Entre sus principales objetivos figuran promover la cooperación internacional en la economía mundial del cacao, facilitar un marco apropiado para el debate de todos los temas relacionados con el cacao entre los Gobiernos y con el sector privado, así como contribuir al fortalecimiento de las economías cacaoteras nacionales de los países miembros, mediante la preparación, el desarrollo y la evaluación de proyectos apropiados.
También se busca lograr ingresos dignos para los productores de cacao, mediante la obtención de precios justos que aseguren un rendimiento económico equitativo tanto para los productores como para los consumidores dentro de la cadena de valor de este rubro, y contribuir al desarrollo equilibrado de la economía mundial del cacao en interés de todos los miembros.

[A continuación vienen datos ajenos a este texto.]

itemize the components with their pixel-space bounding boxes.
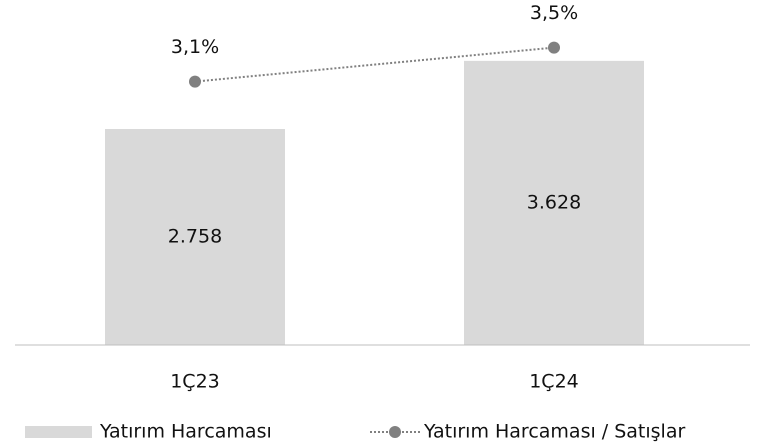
line-label: 3,5% (530, 2, 578, 24)
bar-label: 3.628 (527, 191, 581, 213)
x-tick-label: 1Ç24 (529, 371, 579, 393)
bar-label: 2.758 (168, 225, 222, 247)
x-tick-label: 1Ç23 (170, 371, 220, 393)
line (194, 46, 555, 83)
line-point (189, 75, 201, 88)
legend-dot (389, 426, 401, 438)
bar (464, 60, 644, 346)
legend-swatch (25, 426, 92, 438)
legend-label: Yatırım Harcaması / Satışlar (423, 421, 685, 443)
legend-label: Yatırım Harcaması (99, 421, 272, 443)
line-point (548, 41, 560, 54)
line-label: 3,1% (171, 36, 219, 58)
bar (105, 128, 285, 345)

El proyecto resalta que el sector cacaotero constituye un rubro estratégico para el desarrollo rural del país, especialmente en regiones como Bocas del Toro, la comarca Ngäbe-Buglé y la provincia de Colón, donde miles de pequeños productores dependen de esta actividad para su sustento bajo sistemas productivos que además contribuyen a la conservación de la biodiversidad y al desarrollo sostenible.
Además, la participación de Panamá como miembro pleno permitirá ampliar su visibilidad internacional, fortalecerá su posicionamiento institucional y promoverá la calidad del cacao panameño en mercados especializados. De esta manera, contribuye a la generación de mayores ingresos y al desarrollo de una cadena de valor más competitiva y diversificada.
La iniciativa legislativa será llevada a la Asamblea Nacional y su aprobación, así como la incorporación plena de la República de Panamá a la Organización ICCO, fortalecerá el sector cacaotero nacional, y responde a la necesidad de posicionar estratégicamente a Panamá en el mercado internacional del cacao, particularmente mediante el reconocimiento como productor de cacao fino y de aroma, condición que depende de los mecanismos de evaluación de la ICCO, referencia global para dicha clasificación.
Esta adhesión igualmente permite a nuestro país integrarse plenamente en los procesos de toma de decisiones internacionales sobre la cadena de valor del cacao, así como acceder a asistencia técnica especializada, estudios, estadísticas y programas de cooperación gestionados por la ICCO.